The situation is complicated by the fact that Khadr's brother is currently before a Canadian court fighting US attempts to have him extradited to face terrorism charges. Stephen Harper's conservative Government is showing as much disdain for Khadr as former PM John Howard showed towards Australian detainees David Hicks and Mamdouh Habib. Khadr's lawyers hope release of the video may change all that.
Should a person accused of committing terrorism offences when a child be kept in such conditions? Some say that Khadr, whose father allegedly had strong links to al Qaeda and was a fundraiser for the terrorist network, is still dangerous. These people might like to view the video of Khadr's interrogation and watch this boy pleading for Canadian interrogators to help him.
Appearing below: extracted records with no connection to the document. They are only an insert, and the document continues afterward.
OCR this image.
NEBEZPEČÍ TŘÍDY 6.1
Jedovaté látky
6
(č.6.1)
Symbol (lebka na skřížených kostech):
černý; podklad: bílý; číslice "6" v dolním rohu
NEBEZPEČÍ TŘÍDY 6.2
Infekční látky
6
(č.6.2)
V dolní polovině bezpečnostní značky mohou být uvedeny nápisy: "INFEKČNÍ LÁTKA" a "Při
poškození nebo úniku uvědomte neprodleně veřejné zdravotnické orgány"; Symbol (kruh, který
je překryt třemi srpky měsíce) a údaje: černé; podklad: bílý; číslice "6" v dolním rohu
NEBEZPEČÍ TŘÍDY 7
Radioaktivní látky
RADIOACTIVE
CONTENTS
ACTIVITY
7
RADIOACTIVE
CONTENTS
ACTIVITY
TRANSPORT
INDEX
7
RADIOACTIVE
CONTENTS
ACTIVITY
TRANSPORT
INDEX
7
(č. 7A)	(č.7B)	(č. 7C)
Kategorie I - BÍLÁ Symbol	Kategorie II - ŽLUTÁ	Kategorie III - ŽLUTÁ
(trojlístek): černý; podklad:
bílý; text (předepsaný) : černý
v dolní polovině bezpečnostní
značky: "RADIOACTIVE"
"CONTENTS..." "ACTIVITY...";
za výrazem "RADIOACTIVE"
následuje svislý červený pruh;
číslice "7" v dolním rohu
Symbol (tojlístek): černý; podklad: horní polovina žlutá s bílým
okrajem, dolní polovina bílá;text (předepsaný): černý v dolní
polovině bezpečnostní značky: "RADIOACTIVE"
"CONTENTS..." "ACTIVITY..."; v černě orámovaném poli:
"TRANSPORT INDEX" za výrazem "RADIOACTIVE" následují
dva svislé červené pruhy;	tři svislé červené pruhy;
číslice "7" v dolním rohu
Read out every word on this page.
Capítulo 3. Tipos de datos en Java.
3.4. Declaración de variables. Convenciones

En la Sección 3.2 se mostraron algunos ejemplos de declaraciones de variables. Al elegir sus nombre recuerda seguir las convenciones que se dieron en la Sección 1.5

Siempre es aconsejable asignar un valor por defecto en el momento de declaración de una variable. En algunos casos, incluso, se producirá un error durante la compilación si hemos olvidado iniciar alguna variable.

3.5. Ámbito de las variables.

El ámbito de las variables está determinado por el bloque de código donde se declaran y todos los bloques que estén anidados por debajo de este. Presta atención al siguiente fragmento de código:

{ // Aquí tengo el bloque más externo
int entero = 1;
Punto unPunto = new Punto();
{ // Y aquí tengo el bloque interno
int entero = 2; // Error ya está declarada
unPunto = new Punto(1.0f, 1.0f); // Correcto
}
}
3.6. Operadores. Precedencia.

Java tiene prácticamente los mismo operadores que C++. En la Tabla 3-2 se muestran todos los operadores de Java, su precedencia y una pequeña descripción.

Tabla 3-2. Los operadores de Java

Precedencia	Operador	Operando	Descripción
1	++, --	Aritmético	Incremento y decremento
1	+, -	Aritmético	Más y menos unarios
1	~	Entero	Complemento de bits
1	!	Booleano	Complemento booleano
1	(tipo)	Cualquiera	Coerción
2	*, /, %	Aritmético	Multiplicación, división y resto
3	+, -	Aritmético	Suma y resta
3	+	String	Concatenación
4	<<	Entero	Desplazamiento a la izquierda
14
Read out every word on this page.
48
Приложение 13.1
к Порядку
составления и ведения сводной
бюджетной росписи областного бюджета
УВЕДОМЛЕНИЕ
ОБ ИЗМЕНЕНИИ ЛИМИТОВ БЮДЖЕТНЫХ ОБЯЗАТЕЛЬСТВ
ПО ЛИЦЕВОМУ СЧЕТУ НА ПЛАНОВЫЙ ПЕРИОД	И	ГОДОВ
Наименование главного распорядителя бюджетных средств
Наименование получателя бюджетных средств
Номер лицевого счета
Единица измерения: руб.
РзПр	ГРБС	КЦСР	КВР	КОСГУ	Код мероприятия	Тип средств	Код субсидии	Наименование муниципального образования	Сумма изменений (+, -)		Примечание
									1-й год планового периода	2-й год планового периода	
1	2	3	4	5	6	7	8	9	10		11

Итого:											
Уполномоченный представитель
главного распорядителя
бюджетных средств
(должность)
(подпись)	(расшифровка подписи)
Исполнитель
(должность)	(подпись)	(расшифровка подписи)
They might also remember that he hardly had a choice in growing up in a household where his father espoused radical views, even encouraging Khadr's brother to become a suicide bomber. One can hardly expect a child to recognise his father's charities were in fact funding extremist groups.
No adult, let alone a teenager, should have to spend years in a steel mesh cage at Guantanamo Bay undergoing brutish forms of interrogation and detained without charge or trial until years have elapsed. The criminal justice systems of all civilised nations treat child defendants differently to adult ones.
When some Western countries condemn the likes of Robert Mugabe but are happy to commit human rights abuses against their own civilians, they simply confirm what Gandhi suspected all along - that Western civilisation perhaps really is just a good idea.